On Mon, 02 Nov 2009 10:40:50 -0500, Andrei Alexandrescu <[email protected]> wrote:

Steven Schveighoffer wrote:
On Sun, 01 Nov 2009 01:28:56 -0400, Andrei Alexandrescu <[email protected]> wrote:

I ran the following experiment:

mkdir deleteme
cd deleteme
mkdir std
touch std/algorithm.d
echo 'import std.algorithm; void main(){int a, b;swap(a,b);}' >main.d
dmd main

The attempt to compile main fails with "undefined identifier swap", which means that the module I defined in the current directory successfully hijacked the one in the standard library.

The usual D spirit is that a symbol is searched exhaustively, and attempts at hijacking are denounced. In the module cases, it turns out that an entire module can successfully hijack another.

Walter and I are ambivalent about this. There has been no bug report so it seems like people didn't have a problem with things working as they are. But maybe they never hijacked, or maybe some did hijack.

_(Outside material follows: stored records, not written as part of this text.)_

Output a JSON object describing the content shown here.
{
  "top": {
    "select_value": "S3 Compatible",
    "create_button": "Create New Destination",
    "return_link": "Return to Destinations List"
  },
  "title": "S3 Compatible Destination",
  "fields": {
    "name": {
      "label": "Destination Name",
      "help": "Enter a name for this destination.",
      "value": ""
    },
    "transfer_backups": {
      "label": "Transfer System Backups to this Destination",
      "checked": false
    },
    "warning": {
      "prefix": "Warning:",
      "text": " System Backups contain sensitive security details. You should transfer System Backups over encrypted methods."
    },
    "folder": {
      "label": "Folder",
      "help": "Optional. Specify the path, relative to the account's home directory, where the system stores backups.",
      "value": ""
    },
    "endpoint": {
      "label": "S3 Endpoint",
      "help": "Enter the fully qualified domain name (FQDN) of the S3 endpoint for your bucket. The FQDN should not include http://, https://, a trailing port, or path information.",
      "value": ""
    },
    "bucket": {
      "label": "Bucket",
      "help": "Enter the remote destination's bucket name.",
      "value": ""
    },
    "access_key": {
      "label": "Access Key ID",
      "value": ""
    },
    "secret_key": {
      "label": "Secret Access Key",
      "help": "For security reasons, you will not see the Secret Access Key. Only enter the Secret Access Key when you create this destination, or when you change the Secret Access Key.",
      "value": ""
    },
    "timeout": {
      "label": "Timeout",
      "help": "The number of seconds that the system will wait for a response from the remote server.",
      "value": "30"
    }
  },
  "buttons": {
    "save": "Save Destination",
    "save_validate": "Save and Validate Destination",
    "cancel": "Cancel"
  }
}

Question: should we change this?
No. This is completely the opposite of hijacking. I would consider it hijacking if I had a project with a blah/file.d and the standard library added a blah/file.d that overrode *my* file.
 -Steve

The opposite of hijacking would be if any duplicates found would be an error.

No, this is also a form of hijacking -- namespace hijacking.

example:

I write an application, defining a small internal library foo. I put a module bar in the foo directory, and import foo.bar in my main program.

Now, someone compiles it on his system and happens to have a globally installed foo library (completely unrelated to my app-specific foo library) with a module bar. The compiler sees both and throws an error? Now I have to deal with the possibility that any library can kill the ability to compile my app by naming its directories the same?